Du Y Moroedd (‘the black of the seas’ in Welsh) turns out to be a sublime album of glacial, abyssal dark ambient, which, as the artist explains, contains “environmental soundscapes and atmospheres from above, below and beside the ocean; field recordings made onboard vessels at sea; sounds from submerged recording devices deep underwater; recordings from the coasts of North Wales to Greenland and the Arctic Ocean.” Llyn Y Cwn deftly manipulates and layers these inspiring sounds interweaving with sombre synthesizer tones to create a captivating audio journey.
The opening track “Trwyn Du” takes the listener straight to the windswept coast of North Wales with sounds of the sea and seabirds before the bell at Trwyn Du lighthouse (recorded before the bell was removed in 2020) and layered drones set in. Feelings of isolation are immediately present, and the track evokes an atmosphere that wouldn’t be out of place in a Robert Eggers-film.
“SS Apapa” and “Adrift” ship the listener out to sea whilst “Submergence” plunges you below the depths into the Epipelagic Zone, although one could easily imagine themselves in a bathysphere blissfully plummeting in to the Hadalplegic Zone.
The title track brings the listener, now feeling like an aquanaut, back topside before being submerged again back into the frigid briny deep by “The Hunt”, maybe on the trail of an enemy submarine or a famed Architeuthis dux, before “Descent” has you being lured into its abyssal lair.
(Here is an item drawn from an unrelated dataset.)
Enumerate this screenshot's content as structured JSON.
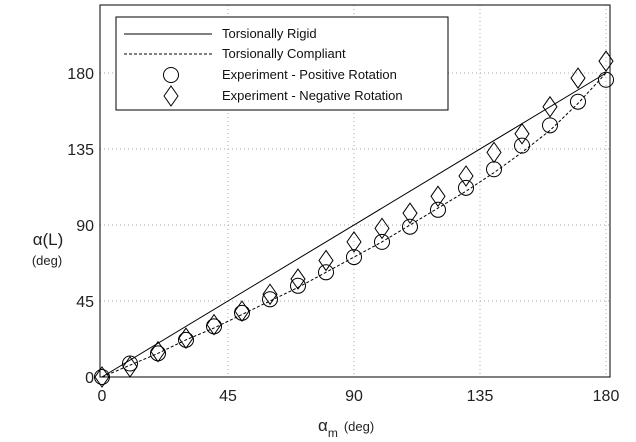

Just as you have started to feel the tentacled, enveloping embrace of your deep-sea host, you are back at “The Skerries”, a group of sparsely vegetated rocky islets off the coast of Anglesey. I have no idea if it is the case, but Llyn Y Cwn masterfully evokes a sense of desolation. “Erebus and Terror” follows with its superb use of recordings of cracking ice from below the surface coupled with glacial drones. You almost feel as if you are experiencing the final moments of an unfortunate sailor who has fallen overboard during Sir John Franklin’s ill-fated attempt to force the Northwest-passage.
Du Y Moroedd finishes with the nearly 32 minute-long epic that is “Stratigraphy” which almost serves as an epilogue and elicits a trance like state whereby you can imagine the seas being drained, layer by layer revealing the hidden secrets long preserved in its depths.
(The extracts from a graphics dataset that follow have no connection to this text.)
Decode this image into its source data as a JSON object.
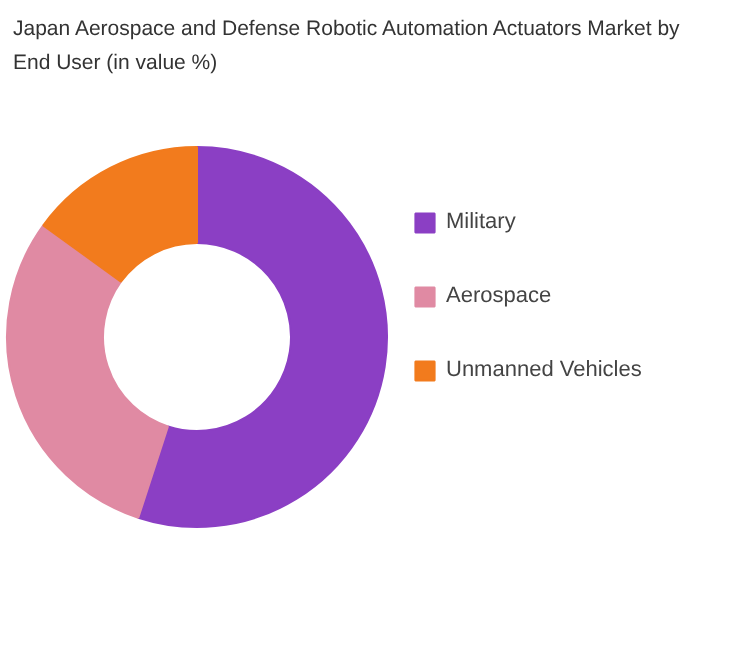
{
  "chart_data": {
    "type": "donut",
    "title": "Japan Aerospace and Defense Robotic Automation Actuators Market by End User (in value %)",
    "categories": [
      "Military",
      "Aerospace",
      "Unmanned Vehicles"
    ],
    "values": [
      55,
      30,
      15
    ],
    "colors": [
      "#8b3fc4",
      "#e08aa3",
      "#f27b1d"
    ],
    "legend": "right"
  }
}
Whilst I’ve always mightily enjoyed Llyn Y Cwn’s palette of sounds, the way in which the unique field recordings and slow-moving dolorous drones are incorporated together to truly give a sense of place and emotion on this album, have pushed it to the top of their catalogue from a personal perspective. As melancholic as it sounds, I find solace in the feeling of isolation that Llyn Y Cwn’s work on Du Y Moroedd creates. For me, this is one of this year’s best dark ambient releases so far from an artist who keeps getting better and better.